Velocity-informed upper bounds on the convective heat transport induced by internal heat sources and sinks

TL;DR

This paper establishes mathematical upper bounds on heat transport in internally heated convection, showing that turbulent solutions can reach the maximal scaling of Nu ~ sqrt(Ra), supported by numerical and experimental data.

Contribution

It provides a rigorous mathematical framework for understanding heat transport limits in internally heated convection and identifies conditions under which maximal heat transport scaling is achieved.

Findings

Maximal Nusselt number scales as sqrt(Ra) for turbulent solutions.

Numerical and experimental data support the theoretical bounds.

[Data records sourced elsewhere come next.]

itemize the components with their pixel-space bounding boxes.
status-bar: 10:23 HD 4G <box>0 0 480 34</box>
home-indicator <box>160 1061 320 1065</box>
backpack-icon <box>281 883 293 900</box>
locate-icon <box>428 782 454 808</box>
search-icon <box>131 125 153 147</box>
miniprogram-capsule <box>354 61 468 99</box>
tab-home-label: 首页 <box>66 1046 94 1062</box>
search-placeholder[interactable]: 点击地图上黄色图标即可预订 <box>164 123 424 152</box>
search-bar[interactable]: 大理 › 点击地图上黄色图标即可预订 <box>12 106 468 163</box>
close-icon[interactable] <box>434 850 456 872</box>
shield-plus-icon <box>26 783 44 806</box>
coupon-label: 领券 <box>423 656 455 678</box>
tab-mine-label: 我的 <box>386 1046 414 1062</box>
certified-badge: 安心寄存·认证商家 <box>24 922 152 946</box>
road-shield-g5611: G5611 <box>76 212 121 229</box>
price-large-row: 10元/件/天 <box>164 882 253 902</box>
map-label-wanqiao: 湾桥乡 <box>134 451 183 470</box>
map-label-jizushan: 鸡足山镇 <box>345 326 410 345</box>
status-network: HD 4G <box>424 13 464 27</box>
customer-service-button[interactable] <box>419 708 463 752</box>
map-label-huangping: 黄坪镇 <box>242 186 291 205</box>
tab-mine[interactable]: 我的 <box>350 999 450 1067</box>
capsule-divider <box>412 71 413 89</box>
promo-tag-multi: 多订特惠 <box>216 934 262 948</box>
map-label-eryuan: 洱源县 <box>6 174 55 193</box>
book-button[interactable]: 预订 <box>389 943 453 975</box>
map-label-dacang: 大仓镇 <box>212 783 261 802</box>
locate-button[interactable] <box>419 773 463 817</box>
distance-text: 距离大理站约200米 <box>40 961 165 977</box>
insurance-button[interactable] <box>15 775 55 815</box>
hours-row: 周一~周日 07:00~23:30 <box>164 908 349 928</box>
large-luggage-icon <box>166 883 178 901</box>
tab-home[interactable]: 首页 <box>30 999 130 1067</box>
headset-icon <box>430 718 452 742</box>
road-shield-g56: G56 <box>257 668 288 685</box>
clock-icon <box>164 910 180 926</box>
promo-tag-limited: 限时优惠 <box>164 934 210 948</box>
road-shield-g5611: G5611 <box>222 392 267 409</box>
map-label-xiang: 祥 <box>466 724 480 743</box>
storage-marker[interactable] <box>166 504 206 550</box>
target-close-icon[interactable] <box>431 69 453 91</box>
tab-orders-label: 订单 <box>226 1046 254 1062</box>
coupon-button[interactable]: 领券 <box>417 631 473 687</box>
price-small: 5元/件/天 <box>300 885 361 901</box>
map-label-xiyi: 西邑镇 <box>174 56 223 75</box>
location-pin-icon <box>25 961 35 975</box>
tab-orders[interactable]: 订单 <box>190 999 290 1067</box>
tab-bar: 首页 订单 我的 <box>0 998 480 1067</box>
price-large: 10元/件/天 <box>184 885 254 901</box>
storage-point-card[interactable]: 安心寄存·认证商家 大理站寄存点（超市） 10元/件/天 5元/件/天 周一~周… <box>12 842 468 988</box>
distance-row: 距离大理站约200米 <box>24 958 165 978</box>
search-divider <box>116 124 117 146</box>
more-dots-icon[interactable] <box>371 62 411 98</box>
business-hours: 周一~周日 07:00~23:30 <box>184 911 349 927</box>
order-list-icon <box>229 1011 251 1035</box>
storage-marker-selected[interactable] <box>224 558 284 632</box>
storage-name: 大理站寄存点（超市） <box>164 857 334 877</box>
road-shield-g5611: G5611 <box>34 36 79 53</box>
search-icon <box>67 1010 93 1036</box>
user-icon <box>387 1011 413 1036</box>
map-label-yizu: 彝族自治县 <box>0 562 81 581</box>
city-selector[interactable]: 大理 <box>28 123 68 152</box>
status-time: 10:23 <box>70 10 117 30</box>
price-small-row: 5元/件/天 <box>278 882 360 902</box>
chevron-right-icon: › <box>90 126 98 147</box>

Turbulent convection can attain the upper-bound heat transport scaling.

Abstract

Three-dimensional convection driven by internal heat sources and sinks (CISS) leads to experimental and numerical scaling-laws compatible with a mixing-length - or `ultimate' - scaling regime $Nu \sim \sqrt{Ra}$. However, asymptotic analytic solutions and idealized 2D simulations have shown that laminar flow solutions can transport heat even more efficiently, with $Nu \sim Ra$. The turbulent nature of the flow thus has a profound impact on its transport properties. In the present contribution we give this statement a precise mathematical sense. We show that the Nusselt number maximized over all solutions is bounded from above by const.$\times Ra$, before restricting attention to 'fully turbulent branches of solutions', defined as families of solutions characterized by a finite nonzero limit of the dissipation coefficient at large driving amplitude. Maximization of $Nu$ over such branches of solutions yields the better upper-bound $Nu \lesssim \sqrt{Ra}$. We then provide 3D numerical and experimental data of CISS compatible with a finite limiting value of the dissipation coefficient at large driving amplitude. It thus seems that CISS achieves the maximal heat transport scaling over fully turbulent solutions.